You're not required to tell your friend the details of your sex life. However, there's a chance that he could go back on his word and tell her - and it'll look so much worse if she hears it from him instead of you. It'd be better if she were to find out that it come directly from you.

Whether you tell her or don't tell her there's no way that guarantees that your friendship will last unfortunately.
Original post by sinfonietta
You're not required to tell your friend the details of your sex life. However, there's a chance that he could go back on his word and tell her - and it'll look so much worse if she hears it from him instead of you. It'd be better if she were to find out that it come directly from you.

Whether you tell her or don't tell her there's no way that guarantees that your friendship will last unfortunately.

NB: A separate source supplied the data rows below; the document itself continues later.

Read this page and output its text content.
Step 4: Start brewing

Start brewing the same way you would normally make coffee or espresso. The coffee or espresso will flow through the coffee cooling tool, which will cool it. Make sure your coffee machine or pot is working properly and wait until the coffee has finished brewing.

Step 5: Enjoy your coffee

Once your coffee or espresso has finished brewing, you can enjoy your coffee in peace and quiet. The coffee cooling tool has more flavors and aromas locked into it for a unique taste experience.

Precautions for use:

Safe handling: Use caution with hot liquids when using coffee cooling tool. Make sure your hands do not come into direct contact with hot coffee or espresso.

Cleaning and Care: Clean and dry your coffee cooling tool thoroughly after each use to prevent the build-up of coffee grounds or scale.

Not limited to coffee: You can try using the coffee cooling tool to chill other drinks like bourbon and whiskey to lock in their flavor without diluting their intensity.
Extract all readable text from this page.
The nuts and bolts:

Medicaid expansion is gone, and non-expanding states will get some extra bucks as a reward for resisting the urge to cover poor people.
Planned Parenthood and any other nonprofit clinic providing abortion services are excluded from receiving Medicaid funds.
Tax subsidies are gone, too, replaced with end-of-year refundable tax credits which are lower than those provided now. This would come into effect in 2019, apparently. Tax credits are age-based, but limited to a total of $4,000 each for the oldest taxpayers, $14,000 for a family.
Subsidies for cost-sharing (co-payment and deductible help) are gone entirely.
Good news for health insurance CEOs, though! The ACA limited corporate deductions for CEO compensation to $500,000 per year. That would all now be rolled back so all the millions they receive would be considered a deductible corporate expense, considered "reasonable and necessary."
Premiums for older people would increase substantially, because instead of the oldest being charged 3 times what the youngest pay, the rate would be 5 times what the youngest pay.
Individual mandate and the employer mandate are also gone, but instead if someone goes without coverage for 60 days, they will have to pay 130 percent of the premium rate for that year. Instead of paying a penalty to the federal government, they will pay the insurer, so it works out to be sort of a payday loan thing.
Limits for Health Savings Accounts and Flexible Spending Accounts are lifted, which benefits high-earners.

yh but she is most likely to cut her off is she finds out she gave him bj weather she was honest or not so at least the friendship will last some time. whats the chances of him going back on his words
Original post by popcorn024
yh but she is most likely to cut her off is she finds out she gave him bj weather she was honest or not so at least the friendship will last some time. whats the chances of him going back on his words

He said he wouldn’t tell anyone so I don’t need to worry about anyone finding out.
Original post by mgi
you just behsve stupidly when you are drunk- just like most people.

Wearing traffic cones on their heads - that's something people do because they're drunk; but gobbling on a knob, though? Really?
Say nothing to your friend unless her ex boyfriend tells her what happened. At which point, you should explain everything. As divulging to her what yo did, will probably end your relationship with her.